CONCEPT Cited by 3 sources

BYOK (Bring Your Own Key)

BYOK (Bring-Your-Own-Key) is the posture in which a customer stores a third-party provider API key (OpenAI, Anthropic, Google, etc.) with the proxy / gateway operator — who injects it server-side on every upstream request — rather than shipping it to every client or embedding it in every application.

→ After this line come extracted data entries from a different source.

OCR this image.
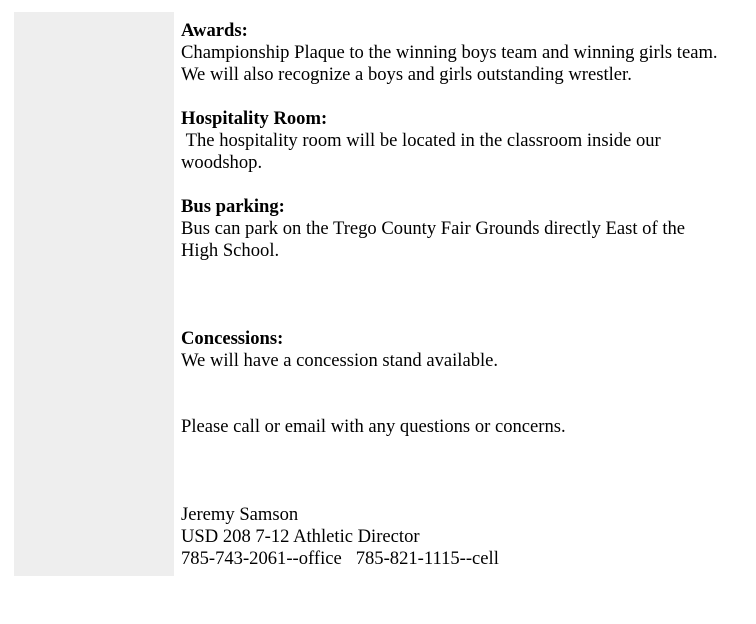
Awards:
Championship Plaque to the winning boys team and winning girls team.  We will also recognize a boys and girls outstanding wrestler.
Hospitality Room:
The hospitality room will be located in the classroom inside our woodshop.
Bus parking:
Bus can park on the Trego County Fair Grounds directly East of the High School.
Concessions:
We will have a concession stand available.
Please call or email with any questions or concerns.
Jeremy Samson
USD 208 7-12 Athletic Director
785-743-2061--office   785-821-1115--cell
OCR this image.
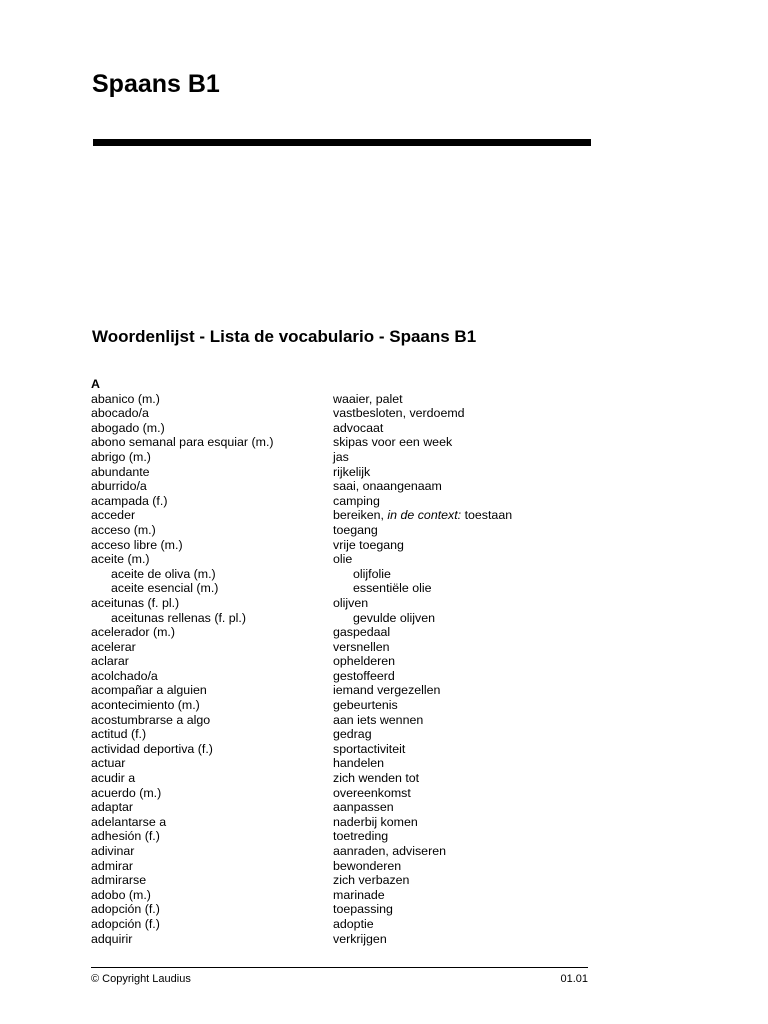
Spaans B1
Woordenlijst - Lista de vocabulario - Spaans B1
A
abanico (m.)	waaier, palet
abocado/a	vastbesloten, verdoemd
abogado (m.)	advocaat
abono semanal para esquiar (m.)	skipas voor een week
abrigo (m.)	jas
abundante	rijkelijk
aburrido/a	saai, onaangenaam
acampada (f.)	camping
acceder	bereiken, in de context: toestaan
acceso (m.)	toegang
acceso libre (m.)	vrije toegang
aceite (m.)	olie
aceite de oliva (m.)	olijfolie
aceite esencial (m.)	essentiële olie
aceitunas (f. pl.)	olijven
aceitunas rellenas (f. pl.)	gevulde olijven
acelerador (m.)	gaspedaal
acelerar	versnellen
aclarar	ophelderen
acolchado/a	gestoffeerd
acompañar a alguien	iemand vergezellen
acontecimiento (m.)	gebeurtenis
acostumbrarse a algo	aan iets wennen
actitud (f.)	gedrag
actividad deportiva (f.)	sportactiviteit
actuar	handelen
acudir a	zich wenden tot
acuerdo (m.)	overeenkomst
adaptar	aanpassen
adelantarse a	naderbij komen
adhesión (f.)	toetreding
adivinar	aanraden, adviseren
admirar	bewonderen
admirarse	zich verbazen
adobo (m.)	marinade
adopción (f.)	toepassing
adopción (f.)	adoptie
adquirir	verkrijgen
© Copyright Laudius	01.01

The client authenticates to the gateway once (typically via the gateway operator's own identity substrate) and the upstream provider sees the gateway's injected key.

Why it matters

Without BYOK, an LLM key lives in every environment that needs to call the provider:

  • Developer laptops → copy-paste risk + rotation nightmare on a leak.
  • CI runners / job queues → secret-manager integration needed per environment.
  • Per-application config → multiplies the surface area of every new service.

With BYOK at a central gateway:

  • The key lives in one secrets store the gateway can reach.
  • Clients authenticate via a different substrate (SSO, Zero Trust, workload identity) — rotating the client credential is cheap and audit-logged.
  • Rotation, revocation, and provider migration happen at the gateway, not in every application.
  • Per-tenant / per-user metering and rate-limiting become centralised (the gateway knows who is calling, independent of which key it injects upstream).

Cloudflare AI Gateway instance

AI Gateway's Secrets Store + BYOK integration lets the gateway inject the real provider key (e.g. Anthropic) on behalf of the caller, identified by the gateway request path. A variant is Unified Billing, in which customers don't hold provider keys at all — Cloudflare pays the provider and charges credits from the customer's Cloudflare account.